21st-century medicine has a much more informed and nuanced view of the condition known as Autism Spectrum Disorder or ASD. It’s hard to believe that just a few years ago, there was a more rigid categorization of ASD behavior that didn’t adequately assess how unique and organic the condition is. It’s even more shocking to think that as recently as the early 1980s, ASD as a condition didn’t even exist; young children that today would be diagnosed as having ASD would, in the past, have been labeled schizophrenic.
It is that variety of different behavioral symptoms and different intensities for those symptoms that have made treating ASD a challenge. Some people diagnosed as having ASD evince only mild symptoms, and, in the past, were regarded as having “eccentric” or “unusual” personalities. On the extreme end, others with ASD can’t manage the most basic social interactions or physical activities, such as maintaining eye contact, or tying shoes, and require extensive treatment to integrate them into society.
It’s because of this that a huge arsenal of different treatments for ASD exists, from behavioral therapies to medication. A recent development has been umbilical cord blood for use in a technique known as stem cell therapy. But what is this, and why is it now being looked at as a treatment for ASD?
The Stem Cell Key
To understand the role of umbilical cord blood treatment for autism, it’s important to understand the key component of this treatment; stem cells. The stem cell also has the nickname “master cell,” because it starts as a “blank cell,” but, when put into the right conditions, it is capable of reproducing itself as any other cell in the body. This is an enormously rare capability in the human body, especially an adult human body.
However, at one point in a human’s development, that is exactly what happens, and this occurs during pregnancy. When a woman becomes pregnant, life starts as just one cell, an egg cell, that is fertilized by a sperm cell. From that single cell, more cells grow and divide, and these are stem cells. However, as those stem cells divide, they follow the new “DNA blueprint” formed by the fertilized egg, and eventually, those blank cells specialize and grow into the brain, lung, heart and bone cells, among many others, that are required to develop into a fully formed human being.
The Cord Blood Treasure
Once humans are born, a much smaller number of stem cells are still available in limited areas of the body, such as bone marrow. But shortly after a baby is born, the remaining stem cells that went unused are still “viable” and compatible with that child, no matter how old he or she gets. It is “cord blood,” the nickname for umbilical cord blood, where these stem cells are most abundant, and after a baby is born, there is usually an option for the parents to have that remaining cord blood harvested and preserved.
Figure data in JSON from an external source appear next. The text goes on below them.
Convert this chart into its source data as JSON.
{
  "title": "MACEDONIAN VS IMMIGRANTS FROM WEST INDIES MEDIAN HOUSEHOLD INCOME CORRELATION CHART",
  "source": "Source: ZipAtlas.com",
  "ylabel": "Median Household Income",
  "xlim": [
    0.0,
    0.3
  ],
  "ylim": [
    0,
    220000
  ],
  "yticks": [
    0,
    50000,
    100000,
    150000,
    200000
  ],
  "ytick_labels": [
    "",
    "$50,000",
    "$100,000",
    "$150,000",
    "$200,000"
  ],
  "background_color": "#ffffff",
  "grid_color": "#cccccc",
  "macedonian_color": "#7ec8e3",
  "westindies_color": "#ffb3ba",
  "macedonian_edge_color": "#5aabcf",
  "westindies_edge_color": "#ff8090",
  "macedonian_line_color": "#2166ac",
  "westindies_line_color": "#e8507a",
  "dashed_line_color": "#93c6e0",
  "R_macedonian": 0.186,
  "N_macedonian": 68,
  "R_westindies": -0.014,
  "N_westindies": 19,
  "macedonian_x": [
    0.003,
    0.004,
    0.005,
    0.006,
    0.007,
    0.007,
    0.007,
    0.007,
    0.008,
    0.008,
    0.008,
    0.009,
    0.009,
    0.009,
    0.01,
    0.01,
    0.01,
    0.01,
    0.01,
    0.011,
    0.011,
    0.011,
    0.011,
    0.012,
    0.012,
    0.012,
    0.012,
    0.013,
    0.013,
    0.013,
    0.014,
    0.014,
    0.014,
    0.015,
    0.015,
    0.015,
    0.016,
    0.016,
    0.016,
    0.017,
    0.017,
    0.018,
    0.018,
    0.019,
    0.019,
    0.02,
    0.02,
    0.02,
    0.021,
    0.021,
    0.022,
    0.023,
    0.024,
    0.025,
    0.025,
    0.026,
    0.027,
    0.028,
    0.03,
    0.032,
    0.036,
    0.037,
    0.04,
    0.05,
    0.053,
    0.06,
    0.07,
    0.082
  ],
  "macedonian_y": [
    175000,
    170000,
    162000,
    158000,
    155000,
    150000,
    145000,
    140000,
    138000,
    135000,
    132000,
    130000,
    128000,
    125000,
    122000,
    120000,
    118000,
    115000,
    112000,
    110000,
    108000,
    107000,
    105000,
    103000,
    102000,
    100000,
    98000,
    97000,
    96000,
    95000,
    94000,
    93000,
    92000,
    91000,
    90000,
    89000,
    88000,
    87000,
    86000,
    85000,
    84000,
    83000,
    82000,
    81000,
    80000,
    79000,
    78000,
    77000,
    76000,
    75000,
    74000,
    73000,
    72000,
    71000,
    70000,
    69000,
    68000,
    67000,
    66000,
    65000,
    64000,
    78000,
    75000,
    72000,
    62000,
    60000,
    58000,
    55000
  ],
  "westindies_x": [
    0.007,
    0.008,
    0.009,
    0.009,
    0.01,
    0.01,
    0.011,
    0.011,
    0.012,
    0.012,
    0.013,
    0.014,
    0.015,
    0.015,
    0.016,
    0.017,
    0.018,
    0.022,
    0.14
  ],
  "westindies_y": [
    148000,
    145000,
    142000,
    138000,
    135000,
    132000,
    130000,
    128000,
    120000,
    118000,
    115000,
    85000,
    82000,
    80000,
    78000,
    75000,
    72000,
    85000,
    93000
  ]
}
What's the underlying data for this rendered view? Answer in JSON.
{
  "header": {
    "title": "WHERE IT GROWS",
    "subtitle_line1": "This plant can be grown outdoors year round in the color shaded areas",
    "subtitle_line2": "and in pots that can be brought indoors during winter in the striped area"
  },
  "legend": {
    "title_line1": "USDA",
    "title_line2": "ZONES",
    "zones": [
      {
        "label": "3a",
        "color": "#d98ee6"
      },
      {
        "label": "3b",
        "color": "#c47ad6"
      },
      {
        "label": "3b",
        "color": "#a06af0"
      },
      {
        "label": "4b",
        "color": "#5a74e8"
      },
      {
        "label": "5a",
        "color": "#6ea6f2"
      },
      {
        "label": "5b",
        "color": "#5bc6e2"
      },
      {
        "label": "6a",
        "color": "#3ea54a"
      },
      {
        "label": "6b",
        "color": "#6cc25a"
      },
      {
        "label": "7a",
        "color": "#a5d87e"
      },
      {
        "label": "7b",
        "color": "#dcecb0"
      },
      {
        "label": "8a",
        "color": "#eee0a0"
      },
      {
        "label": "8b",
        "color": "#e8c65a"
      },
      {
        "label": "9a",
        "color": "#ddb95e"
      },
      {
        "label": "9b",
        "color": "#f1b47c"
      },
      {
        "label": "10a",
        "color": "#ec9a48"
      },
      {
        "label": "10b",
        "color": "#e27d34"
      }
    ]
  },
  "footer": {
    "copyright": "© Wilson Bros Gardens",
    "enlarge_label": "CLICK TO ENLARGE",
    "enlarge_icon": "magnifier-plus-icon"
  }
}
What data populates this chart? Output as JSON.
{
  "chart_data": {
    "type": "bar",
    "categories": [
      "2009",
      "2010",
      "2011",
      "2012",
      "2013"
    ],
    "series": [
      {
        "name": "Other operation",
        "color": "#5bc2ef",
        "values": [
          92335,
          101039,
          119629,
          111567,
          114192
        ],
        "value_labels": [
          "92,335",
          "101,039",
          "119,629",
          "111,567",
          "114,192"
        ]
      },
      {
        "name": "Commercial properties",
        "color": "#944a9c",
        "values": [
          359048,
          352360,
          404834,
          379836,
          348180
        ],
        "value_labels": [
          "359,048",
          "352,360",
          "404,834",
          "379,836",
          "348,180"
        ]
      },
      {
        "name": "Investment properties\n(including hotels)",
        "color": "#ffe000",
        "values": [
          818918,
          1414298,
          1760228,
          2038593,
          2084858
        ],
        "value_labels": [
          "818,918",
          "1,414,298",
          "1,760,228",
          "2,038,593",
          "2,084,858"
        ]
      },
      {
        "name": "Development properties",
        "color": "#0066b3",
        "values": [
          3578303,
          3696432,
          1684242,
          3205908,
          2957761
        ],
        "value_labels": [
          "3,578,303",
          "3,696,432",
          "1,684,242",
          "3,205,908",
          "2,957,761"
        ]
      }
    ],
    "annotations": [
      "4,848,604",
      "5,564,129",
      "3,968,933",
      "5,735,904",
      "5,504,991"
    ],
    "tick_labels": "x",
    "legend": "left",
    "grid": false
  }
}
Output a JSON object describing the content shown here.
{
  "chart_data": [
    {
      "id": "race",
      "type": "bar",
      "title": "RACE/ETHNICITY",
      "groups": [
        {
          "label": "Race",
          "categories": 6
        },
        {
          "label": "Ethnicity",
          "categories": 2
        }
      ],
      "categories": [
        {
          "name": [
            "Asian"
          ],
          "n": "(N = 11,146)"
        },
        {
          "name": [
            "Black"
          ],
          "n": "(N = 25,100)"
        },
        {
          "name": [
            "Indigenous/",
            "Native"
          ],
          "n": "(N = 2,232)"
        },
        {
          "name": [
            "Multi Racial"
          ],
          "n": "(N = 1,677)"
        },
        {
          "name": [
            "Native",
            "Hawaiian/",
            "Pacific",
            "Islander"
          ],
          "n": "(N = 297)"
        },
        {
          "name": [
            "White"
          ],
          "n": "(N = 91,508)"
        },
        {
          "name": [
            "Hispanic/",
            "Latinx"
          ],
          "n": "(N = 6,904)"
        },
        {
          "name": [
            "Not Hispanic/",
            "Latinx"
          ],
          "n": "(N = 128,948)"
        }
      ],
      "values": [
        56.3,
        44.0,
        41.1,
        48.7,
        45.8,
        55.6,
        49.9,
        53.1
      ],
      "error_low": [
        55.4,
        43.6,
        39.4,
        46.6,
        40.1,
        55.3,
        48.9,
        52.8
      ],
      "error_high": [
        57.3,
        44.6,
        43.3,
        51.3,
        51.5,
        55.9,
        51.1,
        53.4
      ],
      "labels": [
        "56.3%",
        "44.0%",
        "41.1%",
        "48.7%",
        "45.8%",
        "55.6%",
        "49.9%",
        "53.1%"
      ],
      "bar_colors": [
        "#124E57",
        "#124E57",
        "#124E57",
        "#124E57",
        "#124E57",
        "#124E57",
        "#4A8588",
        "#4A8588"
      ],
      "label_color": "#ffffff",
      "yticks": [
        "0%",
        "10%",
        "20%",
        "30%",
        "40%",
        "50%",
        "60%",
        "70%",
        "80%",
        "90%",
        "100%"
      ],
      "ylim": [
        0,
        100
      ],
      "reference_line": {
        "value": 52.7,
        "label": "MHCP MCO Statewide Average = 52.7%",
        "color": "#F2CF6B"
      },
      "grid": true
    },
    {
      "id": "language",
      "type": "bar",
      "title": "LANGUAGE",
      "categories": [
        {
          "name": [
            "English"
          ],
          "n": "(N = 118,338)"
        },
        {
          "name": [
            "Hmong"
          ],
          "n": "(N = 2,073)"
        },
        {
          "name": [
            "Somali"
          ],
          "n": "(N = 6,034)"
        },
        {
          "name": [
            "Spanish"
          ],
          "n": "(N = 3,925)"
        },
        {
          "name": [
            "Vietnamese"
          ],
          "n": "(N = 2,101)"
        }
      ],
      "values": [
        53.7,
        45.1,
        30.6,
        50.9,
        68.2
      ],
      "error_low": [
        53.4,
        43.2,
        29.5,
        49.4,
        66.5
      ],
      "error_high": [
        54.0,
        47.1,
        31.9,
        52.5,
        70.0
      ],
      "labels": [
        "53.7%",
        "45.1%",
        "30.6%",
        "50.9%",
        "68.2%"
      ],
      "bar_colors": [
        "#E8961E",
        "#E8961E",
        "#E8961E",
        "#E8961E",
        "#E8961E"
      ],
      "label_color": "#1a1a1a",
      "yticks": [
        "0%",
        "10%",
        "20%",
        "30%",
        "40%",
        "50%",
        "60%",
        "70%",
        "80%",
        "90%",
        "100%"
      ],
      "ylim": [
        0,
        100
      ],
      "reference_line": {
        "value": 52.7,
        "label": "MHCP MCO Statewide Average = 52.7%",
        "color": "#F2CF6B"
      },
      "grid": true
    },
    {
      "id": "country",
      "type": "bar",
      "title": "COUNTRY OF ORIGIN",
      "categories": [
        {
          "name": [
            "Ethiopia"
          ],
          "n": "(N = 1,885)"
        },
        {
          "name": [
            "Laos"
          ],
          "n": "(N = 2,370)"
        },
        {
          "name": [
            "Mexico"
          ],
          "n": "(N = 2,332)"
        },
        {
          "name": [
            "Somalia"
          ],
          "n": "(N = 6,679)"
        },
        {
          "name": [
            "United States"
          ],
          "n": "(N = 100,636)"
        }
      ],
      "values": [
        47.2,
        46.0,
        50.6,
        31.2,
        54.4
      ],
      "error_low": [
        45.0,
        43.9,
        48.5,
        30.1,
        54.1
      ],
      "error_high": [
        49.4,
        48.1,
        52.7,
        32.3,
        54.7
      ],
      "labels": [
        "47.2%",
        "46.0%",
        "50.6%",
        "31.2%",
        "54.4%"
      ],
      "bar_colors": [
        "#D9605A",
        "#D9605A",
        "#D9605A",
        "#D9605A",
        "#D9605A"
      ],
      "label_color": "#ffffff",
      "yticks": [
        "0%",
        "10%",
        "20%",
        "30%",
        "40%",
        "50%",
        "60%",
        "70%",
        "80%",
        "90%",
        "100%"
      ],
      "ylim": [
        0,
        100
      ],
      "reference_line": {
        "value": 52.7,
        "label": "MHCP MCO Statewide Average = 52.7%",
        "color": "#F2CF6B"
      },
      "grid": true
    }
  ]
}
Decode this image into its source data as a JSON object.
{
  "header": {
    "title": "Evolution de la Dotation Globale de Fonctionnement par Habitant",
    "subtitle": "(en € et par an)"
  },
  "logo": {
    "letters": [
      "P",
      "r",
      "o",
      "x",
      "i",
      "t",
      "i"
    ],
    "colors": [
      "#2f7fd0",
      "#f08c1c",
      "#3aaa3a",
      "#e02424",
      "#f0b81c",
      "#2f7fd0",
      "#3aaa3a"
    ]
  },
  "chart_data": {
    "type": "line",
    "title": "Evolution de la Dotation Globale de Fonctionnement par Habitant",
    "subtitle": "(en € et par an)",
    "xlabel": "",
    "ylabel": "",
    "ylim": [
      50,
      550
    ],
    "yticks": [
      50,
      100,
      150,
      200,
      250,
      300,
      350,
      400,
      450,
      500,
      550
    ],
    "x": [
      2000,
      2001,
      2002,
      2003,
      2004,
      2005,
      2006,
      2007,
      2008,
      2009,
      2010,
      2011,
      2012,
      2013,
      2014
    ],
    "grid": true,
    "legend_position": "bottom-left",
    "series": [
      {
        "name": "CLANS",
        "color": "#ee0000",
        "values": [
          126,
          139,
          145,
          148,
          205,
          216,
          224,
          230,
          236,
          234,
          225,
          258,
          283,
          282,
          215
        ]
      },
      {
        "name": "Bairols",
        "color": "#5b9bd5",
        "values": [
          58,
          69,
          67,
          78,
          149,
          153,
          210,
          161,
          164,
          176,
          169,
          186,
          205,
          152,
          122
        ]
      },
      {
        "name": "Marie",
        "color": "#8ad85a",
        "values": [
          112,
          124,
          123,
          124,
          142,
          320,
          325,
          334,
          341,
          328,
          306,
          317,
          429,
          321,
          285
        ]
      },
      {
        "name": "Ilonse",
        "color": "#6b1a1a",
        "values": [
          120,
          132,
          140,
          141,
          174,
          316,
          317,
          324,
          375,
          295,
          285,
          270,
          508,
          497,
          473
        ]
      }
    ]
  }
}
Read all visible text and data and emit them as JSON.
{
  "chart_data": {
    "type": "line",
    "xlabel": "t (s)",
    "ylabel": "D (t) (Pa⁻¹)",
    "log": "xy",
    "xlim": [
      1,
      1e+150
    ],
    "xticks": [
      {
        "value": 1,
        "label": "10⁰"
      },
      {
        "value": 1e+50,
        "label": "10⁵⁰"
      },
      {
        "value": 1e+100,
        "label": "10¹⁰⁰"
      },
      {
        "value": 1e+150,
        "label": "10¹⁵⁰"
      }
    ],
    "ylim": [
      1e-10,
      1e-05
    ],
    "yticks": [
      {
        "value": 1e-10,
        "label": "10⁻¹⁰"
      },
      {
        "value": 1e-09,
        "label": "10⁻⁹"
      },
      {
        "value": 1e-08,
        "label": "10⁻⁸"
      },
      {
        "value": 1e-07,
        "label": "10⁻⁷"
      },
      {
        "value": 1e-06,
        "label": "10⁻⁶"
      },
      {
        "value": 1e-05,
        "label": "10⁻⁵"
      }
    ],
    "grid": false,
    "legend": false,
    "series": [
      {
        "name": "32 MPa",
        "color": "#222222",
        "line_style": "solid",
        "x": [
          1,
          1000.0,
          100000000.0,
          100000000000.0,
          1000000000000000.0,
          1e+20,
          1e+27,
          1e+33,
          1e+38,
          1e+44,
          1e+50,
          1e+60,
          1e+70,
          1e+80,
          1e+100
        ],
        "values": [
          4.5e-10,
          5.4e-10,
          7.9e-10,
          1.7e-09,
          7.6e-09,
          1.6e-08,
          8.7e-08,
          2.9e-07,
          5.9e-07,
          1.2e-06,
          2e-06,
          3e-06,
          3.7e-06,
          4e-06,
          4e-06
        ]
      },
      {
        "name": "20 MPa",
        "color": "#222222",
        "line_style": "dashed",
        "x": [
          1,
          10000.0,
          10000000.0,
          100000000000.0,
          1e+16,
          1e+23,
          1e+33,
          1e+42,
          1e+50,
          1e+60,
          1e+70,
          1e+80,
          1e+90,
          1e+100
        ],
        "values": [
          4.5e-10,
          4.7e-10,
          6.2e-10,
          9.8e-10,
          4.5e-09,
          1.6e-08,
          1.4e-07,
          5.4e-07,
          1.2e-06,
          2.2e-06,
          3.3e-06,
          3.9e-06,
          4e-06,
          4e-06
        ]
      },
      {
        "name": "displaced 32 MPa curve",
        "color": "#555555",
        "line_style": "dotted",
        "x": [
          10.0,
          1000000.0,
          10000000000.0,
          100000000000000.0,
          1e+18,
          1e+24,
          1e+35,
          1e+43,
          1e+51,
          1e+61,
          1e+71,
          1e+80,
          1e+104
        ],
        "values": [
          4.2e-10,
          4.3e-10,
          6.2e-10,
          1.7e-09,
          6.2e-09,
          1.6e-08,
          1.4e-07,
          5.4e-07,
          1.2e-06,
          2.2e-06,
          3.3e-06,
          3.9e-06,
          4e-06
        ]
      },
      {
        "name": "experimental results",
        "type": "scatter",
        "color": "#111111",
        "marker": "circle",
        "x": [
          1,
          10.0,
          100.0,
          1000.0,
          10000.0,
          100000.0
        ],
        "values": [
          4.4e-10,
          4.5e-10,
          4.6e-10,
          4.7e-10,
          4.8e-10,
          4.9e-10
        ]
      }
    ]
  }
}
This is important because it was discovered through the treatment known as stem cell therapy that stem cells, when reintroduced into a compatible body, can grow themselves into the cells that are required to remain healthy. The most promising results of this were seen in the treatment of cancer, specifically leukemia. Stem cell therapy has already shown results in effectively fighting cancer, as stem cells introduced into cancerous bone marrow or lymphatic systems can replace the cancerous cells with normal, healthy ones that reproduce as intended.
While some portions of the human body, such as bone marrow itself, can retain stem cells, these stem cells are not as “versatile” as cord blood, which can be used just about anywhere. Special medical techniques are required to increase the usefulness of bone marrow stem cells, and, because of their recessed location, harvesting such stem cells requires a lot of effort.
The Hope For ASD
Once the success in leukemia was documented and went into widespread use, umbilical cord blood treatment has now been explored with other illnesses that were previously thought to be untreatable since replacing cells with new, healthy ones, was not always an option. Alzheimer’s, for example is now being explored with stem cell therapy.
For people diagnosed with ASD, there are also promising results. While Alzheimer’s and ASD treatments are still in the experimental phase, unlike leukemia, which has already been endorsed in the USA as a viable treatment, that doesn’t mean that results are invalid, merely that proper documentation and recognition has not yet been admitted into formal medical studies.
However, what is already seen is that umbilical cord treatment may be helping with physical ASD symptoms such as inflammation, and even with behavioral symptoms, like reducing violent and hostile behavior in patients. So while umbilical cord treatment is only officially recognized as recommended treatment for certain types of cancer, the broad range of uses for stem cells mean that conditions like ASD also seem to be benefiting, and with every person that undergoes treatment, more data and results are available both to the public and the medical, scientific community.